This is becoming a bit of a yearly tradition; next week we're heading over to Bio-IT World Expo in Boston (so a short hop across the Charles River) to announce the majorly rebooted version of GATK which we've affectionately dubbed GATK4. Because it will be version 4.
Look, if you've ever seen the names we give our tools, you know that naming things isn't exactly where we put our creativity to work. It's a precious resource, and anyway we rather like things to be self-explanatory.
Yes, technically we already announced GATK4 at Bio-IT last year, but no, this is not a re-run. Last year was a heads-up that we were working on this significant new reimplementation of the toolkit. We were mostly there to talk about the core features of the new framework, which famously excited the Spark-savvy in the crowd (because it supports Apache Spark). But it was definitely still under heavy development; while we had the CNV tools just about ready for testing, as I recall there wasn't even a glimmer of the HaplotypeCaller in there yet.
This year is very different. We have a toolkit that is in the final stages of polishing up for public consumption. We have multiple Best Practices workflows, because we're not just about the germline SNPs and indels anymore. And we also have numbers. Dates for the beta and full releases, performance estimates...
All of which we'll present during a luncheon event we're holding with our wonderful partners at Intel Life Sciences, who have contributed some of GATK4's key new features. The luncheon will take place Wednesday the 24th at 12:40 PM, at a location TBD (because I can't figure it out from the Bio-IT program, which is not self-explanatory). We'll be in Track 1: Data and Storage Management, which may sound super boring (no offense to other speakers in this track) but come on and join us if you can; I predict you'll be pleasantly surprised.
As a coda, we'll be holding Q&A sessions in the Intel Hospitality Suite, aka Dartmouth room in the WTC, at the following times: Wednesday the 24th from 1:30 PM to 3:15 PM, and Thursday the 25th from 10:30 to 11:30 AM. Swing on by if you have any burning questions about GATK4.
We look forward to seeing you there! And if you can't make it because of trivial considerations like geographical incompatibility (oceans, shmoceans), check out this blog or follow @gatk_dev on Twitter. We'll post a summary of the announcements shortly after the luncheon presentation.

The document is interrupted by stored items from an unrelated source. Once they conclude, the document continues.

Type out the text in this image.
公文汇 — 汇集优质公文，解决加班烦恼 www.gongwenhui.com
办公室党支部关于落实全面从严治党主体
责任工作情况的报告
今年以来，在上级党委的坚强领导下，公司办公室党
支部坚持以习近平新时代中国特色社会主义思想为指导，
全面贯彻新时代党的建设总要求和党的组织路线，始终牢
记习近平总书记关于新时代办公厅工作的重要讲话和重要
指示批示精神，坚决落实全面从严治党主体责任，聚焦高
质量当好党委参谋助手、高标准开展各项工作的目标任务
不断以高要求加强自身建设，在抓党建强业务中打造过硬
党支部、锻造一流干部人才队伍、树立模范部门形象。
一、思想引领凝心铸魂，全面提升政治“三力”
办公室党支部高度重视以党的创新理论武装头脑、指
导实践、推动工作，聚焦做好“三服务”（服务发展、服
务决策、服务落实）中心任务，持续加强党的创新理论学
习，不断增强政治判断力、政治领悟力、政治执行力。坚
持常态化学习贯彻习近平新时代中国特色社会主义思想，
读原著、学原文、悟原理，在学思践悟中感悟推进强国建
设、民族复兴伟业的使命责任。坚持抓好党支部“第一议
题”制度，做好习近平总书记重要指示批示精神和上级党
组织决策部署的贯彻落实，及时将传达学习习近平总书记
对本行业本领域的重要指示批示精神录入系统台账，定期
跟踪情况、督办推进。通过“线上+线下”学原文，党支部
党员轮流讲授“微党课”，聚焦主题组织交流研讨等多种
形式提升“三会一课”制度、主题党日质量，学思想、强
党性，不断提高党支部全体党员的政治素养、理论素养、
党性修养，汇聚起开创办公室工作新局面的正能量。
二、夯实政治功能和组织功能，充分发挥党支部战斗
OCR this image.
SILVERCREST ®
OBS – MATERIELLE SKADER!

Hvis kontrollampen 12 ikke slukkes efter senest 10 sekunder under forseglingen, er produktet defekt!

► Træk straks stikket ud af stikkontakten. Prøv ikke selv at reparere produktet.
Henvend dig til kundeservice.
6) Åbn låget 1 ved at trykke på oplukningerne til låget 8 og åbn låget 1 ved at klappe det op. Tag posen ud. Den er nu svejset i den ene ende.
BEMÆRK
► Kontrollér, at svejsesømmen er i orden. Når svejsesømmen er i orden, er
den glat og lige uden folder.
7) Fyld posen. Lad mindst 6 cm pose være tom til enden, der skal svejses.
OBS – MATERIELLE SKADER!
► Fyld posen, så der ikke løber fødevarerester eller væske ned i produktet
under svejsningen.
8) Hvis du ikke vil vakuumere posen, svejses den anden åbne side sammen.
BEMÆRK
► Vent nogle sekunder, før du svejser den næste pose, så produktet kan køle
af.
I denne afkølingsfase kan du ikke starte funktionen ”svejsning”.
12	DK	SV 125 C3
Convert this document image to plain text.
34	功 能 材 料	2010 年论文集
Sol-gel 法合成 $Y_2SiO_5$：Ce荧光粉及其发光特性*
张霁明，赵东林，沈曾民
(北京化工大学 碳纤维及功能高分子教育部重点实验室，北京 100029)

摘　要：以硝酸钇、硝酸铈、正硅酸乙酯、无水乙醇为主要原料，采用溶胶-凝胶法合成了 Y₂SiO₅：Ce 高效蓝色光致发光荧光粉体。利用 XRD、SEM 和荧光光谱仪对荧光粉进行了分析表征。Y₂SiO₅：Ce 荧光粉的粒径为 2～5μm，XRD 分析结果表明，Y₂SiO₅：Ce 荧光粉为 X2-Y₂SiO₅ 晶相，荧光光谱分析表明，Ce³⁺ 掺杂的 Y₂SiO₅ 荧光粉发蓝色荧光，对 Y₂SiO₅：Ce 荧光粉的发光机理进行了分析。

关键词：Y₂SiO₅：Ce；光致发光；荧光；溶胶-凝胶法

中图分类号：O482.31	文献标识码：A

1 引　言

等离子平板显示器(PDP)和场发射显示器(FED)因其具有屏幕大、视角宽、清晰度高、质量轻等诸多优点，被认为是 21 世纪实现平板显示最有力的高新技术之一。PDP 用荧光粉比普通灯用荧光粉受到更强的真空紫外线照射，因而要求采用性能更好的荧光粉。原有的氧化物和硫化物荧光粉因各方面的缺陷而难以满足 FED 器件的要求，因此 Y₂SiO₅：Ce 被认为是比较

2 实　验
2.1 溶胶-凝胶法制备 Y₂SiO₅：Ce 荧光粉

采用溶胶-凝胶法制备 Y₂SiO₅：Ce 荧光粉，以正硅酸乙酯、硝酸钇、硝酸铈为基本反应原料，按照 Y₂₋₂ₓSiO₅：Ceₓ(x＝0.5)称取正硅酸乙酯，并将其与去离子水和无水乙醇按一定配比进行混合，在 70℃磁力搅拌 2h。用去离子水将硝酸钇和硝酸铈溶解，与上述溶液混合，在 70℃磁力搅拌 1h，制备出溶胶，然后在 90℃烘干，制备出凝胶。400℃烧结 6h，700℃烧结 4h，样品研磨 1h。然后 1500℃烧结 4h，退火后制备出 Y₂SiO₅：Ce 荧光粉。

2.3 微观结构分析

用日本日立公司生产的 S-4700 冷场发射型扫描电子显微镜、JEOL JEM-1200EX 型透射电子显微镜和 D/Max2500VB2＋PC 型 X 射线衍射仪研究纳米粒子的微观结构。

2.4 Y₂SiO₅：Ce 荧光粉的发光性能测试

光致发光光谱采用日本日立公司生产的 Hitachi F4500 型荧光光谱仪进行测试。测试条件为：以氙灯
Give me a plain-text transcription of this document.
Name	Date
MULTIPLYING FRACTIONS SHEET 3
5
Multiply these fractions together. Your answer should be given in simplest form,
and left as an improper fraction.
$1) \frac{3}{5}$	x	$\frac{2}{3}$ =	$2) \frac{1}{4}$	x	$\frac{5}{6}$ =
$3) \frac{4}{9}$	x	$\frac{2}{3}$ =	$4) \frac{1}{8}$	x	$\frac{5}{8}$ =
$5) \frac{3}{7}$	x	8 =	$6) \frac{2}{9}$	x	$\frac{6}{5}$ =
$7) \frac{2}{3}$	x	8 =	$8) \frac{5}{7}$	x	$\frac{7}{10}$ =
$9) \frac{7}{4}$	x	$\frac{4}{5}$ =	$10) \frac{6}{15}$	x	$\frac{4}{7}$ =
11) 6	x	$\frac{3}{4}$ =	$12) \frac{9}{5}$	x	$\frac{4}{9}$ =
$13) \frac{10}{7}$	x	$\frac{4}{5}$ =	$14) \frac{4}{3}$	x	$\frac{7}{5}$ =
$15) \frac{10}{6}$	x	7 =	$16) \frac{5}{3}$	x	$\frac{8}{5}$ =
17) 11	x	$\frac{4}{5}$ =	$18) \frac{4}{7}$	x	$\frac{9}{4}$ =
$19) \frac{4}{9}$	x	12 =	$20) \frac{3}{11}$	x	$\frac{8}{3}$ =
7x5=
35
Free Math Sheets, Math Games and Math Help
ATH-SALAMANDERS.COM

Here's the program abstract:
12:40 Luncheon Presentation I: Broad Institute & Intel GATK 4.0 Optimization Overview
Eric Banks, Senior Director, Data Science and Data Engineering Group, Broad Institute
Geraldine Van der Auwera, Associate Director, Outreach and Communications, GATK, Broad Institute
Mark Bagley, Director, Center for Genomic Data Engineering, Intel
Paolo Narvaez, Senior Director, Engineering, Intel
Genomics research leader the Broad Institute of MIT and Harvard joins Intel to describe their collaboration to enhance the GATK environment and scale researchers’ ability to analyze massive amounts of genomic data from diverse sources worldwide. Topics include performance best practices and the latest on Genomics DB and FireCloud.
Note that we're not actually going to talk about FireCloud at the luncheon event (what can I say, abstracts are immutable descriptors of mutable structures) but we will be doing demos of FireCloud throughout Bio-IT at the Google booth. A more detailed announcement will be posted shortly to that effect on the FireCloud blog.
And look, our GATK4 luncheon made it into the official Bio-IT preview!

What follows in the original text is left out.